The results were mixed.
Not all feelings will be mentioned because some said more than one, so the percents may not add to 100%.
The most common feeling would be worry. 55% of the people who took the survey said that they would be worried. I probably would be worried, but the option I would've picked on my survey would be "all of the above except for happy".
10% of the people said that they would be shocked.
Another 10% said that they would be in disbelief.
Five percent of people said that they would be distressed.
And somebody said "WAAAAHHH!" (This option was not in there, it was the "other" option, where you can write in the blank).
I had to put that in because it would be a common reaction to this (but not an emotion). I would probably be like that too.
Effects on parents
The most common feeling for a parent to feel if their child gets diagnosed with cancer is devastation. Anger, guilt, fear, denial, and sadness are also common feelings. It may be hard for the parent to process the diagnosis, and they will need to prepare for the impact that childhood cancer has on the family.
After a while, the parent will most likely help and support the child and the family throughout the process of the cancer and the treatments, and help them cope with their disease. A parent who seems under control and shows love will be the most supportive to the family.
Kids with cancer usually appreciate their parents more. The last words of a kid dying from cancer was about loving his parents.
"The boy, who had drug problems and had been alienated from his parents, took his mother's hand and told her: `You know, I never used to like you. But now I love you,’" says the New York Times.

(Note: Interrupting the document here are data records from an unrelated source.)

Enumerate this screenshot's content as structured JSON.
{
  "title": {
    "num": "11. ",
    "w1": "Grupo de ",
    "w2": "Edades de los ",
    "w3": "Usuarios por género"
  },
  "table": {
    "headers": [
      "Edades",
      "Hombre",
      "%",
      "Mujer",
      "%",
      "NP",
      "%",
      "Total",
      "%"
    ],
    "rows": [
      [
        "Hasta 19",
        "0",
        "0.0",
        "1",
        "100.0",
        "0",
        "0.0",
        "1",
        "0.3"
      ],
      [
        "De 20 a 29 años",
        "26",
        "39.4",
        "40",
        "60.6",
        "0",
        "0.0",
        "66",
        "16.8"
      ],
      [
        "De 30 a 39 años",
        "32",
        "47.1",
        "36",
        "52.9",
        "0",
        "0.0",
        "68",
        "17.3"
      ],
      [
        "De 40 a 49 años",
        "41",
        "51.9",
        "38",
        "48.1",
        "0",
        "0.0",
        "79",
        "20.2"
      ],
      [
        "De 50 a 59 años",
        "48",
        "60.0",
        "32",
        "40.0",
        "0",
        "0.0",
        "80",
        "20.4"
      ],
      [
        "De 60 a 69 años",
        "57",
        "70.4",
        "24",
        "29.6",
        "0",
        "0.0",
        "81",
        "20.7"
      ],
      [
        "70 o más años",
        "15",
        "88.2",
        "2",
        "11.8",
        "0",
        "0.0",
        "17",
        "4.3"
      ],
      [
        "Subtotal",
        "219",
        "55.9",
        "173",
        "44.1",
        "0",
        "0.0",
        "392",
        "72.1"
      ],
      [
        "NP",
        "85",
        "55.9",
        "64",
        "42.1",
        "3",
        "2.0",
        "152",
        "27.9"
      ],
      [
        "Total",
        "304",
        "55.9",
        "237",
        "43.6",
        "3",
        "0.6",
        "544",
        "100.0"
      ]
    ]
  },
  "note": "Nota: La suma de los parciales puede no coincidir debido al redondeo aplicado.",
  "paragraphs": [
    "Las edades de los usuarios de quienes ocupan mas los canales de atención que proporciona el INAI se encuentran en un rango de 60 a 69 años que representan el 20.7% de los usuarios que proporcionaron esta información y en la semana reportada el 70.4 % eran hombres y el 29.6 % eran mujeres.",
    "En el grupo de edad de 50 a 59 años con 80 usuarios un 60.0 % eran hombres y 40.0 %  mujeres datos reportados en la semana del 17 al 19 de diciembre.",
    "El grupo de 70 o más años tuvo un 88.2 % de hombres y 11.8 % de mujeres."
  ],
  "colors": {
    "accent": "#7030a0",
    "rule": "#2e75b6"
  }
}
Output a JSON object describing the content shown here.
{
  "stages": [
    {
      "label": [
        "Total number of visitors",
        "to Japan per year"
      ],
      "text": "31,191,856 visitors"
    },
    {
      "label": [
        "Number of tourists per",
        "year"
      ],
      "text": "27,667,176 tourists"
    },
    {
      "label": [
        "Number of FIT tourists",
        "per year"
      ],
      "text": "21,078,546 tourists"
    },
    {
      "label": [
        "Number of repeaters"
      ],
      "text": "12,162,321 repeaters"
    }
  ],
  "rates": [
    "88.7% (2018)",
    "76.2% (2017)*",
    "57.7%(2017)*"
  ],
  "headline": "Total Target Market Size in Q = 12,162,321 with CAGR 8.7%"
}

A parent may feel many different emotions at many different times when a child has cancer, and that is totally okay. One day, a parent might be able to control their emotions, while other days they can't. "There is no right or wrong way to feel," says the Cancer Council Victoria.
Effects on siblings
Seeing a sibling in the hospital in pain can cause the siblings of the cancer patient to get scared. They could feel like they lost the special relationship between them and the sibling who has cancer. Feeling alone is also a common feeling.
Attention and jealousy
Because of all the attention that the child with cancer is getting, siblings may feel jealous and angry. They also may think that they are the cause of the child's cancer, which makes them feel guilty.